Azure Tables-invoerbinding
Wanneer u met één tabelentiteit werkt, kan de Azure Tables-invoerbinding worden gekoppeld aan de volgende typen:
Type | Description |
---|---|
Een serialiseerbaar JSON-type dat ITableEntity implementeert | Functions probeert de entiteit te deserialiseren in een niet-oud CLR-objecttype (POCO). Het type moet ITableEntity implementeren of een tekenreekseigenschap RowKey en een tekenreekseigenschap PartitionKey hebben. |
TableEntity1 | De entiteit als een woordenlijstachtig type. |
Wanneer u met meerdere entiteiten vanuit een query werkt, kan de Azure Tables-invoerbinding worden gekoppeld aan de volgende typen:
Type | Description |
---|---|
IEnumerable<T> waarbij T ITableEntity wordt geïmplementeerd |
Een opsomming van entiteiten die door de query worden geretourneerd. Elke vermelding vertegenwoordigt één entiteit. Het type T moet ITableEntity implementeren of een tekenreekseigenschap RowKey en een tekenreekseigenschap PartitionKey hebben. |
TableClient1 | Een client die is verbonden met de tabel. Dit biedt het meeste beheer voor het verwerken van de tabel en kan worden gebruikt om ernaar te schrijven als de verbinding voldoende machtigingen heeft. |
1 Als u deze typen wilt gebruiken, moet u verwijzen naar Microsoft.Azure.Functions.Worker.Extensions.Tables 1.2.0 of hoger en de algemene afhankelijkheden voor SDK-typebindingen.

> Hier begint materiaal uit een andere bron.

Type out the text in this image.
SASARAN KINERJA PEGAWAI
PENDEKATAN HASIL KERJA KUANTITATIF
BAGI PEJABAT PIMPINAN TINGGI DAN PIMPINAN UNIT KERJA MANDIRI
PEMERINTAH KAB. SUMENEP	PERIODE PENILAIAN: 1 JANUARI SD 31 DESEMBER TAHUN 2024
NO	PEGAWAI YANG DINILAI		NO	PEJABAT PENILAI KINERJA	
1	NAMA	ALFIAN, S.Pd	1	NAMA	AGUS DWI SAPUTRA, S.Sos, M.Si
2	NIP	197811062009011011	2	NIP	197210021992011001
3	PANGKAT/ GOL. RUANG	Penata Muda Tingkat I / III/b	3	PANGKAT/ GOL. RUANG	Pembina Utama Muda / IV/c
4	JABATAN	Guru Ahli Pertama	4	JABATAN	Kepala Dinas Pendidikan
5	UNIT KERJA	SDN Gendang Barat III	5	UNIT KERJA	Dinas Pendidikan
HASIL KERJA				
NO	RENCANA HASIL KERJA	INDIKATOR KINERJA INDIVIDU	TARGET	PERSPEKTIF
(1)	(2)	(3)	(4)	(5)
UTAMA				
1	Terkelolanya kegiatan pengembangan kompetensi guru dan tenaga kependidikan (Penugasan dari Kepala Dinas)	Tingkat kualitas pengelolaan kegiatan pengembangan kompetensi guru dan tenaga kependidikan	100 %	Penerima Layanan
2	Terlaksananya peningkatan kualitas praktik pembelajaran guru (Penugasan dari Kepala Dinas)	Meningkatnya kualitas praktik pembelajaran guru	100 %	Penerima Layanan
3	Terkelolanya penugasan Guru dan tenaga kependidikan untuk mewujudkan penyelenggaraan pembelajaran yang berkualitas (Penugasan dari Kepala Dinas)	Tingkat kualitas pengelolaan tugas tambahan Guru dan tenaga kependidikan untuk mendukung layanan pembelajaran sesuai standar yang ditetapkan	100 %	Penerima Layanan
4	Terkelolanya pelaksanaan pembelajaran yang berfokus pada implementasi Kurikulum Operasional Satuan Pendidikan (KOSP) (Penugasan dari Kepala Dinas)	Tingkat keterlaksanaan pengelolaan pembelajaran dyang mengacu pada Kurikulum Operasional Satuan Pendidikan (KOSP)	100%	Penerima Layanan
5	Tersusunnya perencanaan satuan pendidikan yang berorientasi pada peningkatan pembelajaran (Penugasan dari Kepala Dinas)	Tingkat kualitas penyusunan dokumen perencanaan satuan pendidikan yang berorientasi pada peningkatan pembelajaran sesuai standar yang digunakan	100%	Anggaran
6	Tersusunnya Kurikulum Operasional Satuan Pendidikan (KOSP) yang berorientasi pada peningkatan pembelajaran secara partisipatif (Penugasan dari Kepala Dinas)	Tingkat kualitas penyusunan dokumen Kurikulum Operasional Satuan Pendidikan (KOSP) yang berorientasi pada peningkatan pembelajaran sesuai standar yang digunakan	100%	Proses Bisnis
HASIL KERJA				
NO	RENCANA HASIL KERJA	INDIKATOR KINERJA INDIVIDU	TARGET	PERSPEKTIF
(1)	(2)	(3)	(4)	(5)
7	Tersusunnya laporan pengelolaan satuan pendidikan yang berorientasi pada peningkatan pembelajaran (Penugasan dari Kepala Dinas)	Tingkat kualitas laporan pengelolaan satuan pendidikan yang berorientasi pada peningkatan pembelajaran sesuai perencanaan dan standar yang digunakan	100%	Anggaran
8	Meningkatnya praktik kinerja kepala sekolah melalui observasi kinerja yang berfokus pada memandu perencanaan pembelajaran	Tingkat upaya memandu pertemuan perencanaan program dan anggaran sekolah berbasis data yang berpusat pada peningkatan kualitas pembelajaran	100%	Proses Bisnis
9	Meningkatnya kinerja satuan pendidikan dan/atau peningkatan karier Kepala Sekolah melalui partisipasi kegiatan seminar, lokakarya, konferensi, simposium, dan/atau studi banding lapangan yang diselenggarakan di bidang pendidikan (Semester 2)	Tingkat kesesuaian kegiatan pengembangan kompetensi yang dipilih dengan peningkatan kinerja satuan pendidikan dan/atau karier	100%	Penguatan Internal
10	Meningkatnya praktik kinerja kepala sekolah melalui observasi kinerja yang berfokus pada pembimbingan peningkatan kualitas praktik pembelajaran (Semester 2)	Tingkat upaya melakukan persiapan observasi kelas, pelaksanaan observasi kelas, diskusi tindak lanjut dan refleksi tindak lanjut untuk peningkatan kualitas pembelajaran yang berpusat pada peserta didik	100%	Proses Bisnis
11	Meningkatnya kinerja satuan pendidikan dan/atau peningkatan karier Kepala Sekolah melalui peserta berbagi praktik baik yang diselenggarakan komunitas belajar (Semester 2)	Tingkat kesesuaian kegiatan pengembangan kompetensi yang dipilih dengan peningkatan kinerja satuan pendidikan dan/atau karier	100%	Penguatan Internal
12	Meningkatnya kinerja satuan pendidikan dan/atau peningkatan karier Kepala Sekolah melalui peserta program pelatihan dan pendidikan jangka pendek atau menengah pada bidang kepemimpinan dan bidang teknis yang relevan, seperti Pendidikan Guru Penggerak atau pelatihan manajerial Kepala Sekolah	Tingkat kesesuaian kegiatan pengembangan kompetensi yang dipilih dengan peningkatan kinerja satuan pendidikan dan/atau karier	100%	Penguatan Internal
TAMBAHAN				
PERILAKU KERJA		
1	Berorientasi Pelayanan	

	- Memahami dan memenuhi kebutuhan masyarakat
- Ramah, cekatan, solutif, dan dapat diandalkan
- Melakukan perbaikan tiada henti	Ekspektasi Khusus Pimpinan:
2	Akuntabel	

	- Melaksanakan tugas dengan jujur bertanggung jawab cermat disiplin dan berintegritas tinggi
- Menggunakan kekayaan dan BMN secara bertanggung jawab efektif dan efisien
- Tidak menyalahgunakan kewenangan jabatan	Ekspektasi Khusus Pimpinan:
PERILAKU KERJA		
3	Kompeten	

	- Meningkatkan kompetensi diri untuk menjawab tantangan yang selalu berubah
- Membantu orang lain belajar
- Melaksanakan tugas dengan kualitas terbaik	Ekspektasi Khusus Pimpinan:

Uitvoerbinding van Azure Tables
Wanneer u wilt dat de functie naar één entiteit schrijft, kan de Azure Tables-uitvoerbinding worden gekoppeld aan de volgende typen:
Type | Description |
---|---|
Een type JSON serializeerbaar dat [ITableEntity] implementeert | Functions probeert een normaal oud CLR-objecttype (POCO) als entiteit te serialiseren. Het type moet [ITableEntity] implementeren of een tekenreekseigenschap RowKey en een tekenreekseigenschap PartitionKey hebben. |
Wanneer u wilt dat de functie naar meerdere entiteiten schrijft, kan de Azure Tables-uitvoerbinding worden gekoppeld aan de volgende typen:
Type | Description |
---|---|
T[] waarbij T een van de entiteitstypen is |
Een matrix met meerdere entiteiten. Elke vermelding vertegenwoordigt één entiteit. |
Voor andere uitvoerscenario's maakt en gebruikt u rechtstreeks een TableClient met andere typen van Azure.Data.Tables . Zie Azure-clients registreren voor een voorbeeld van het gebruik van afhankelijkheidsinjectie om een clienttype te maken op basis van de Azure SDK.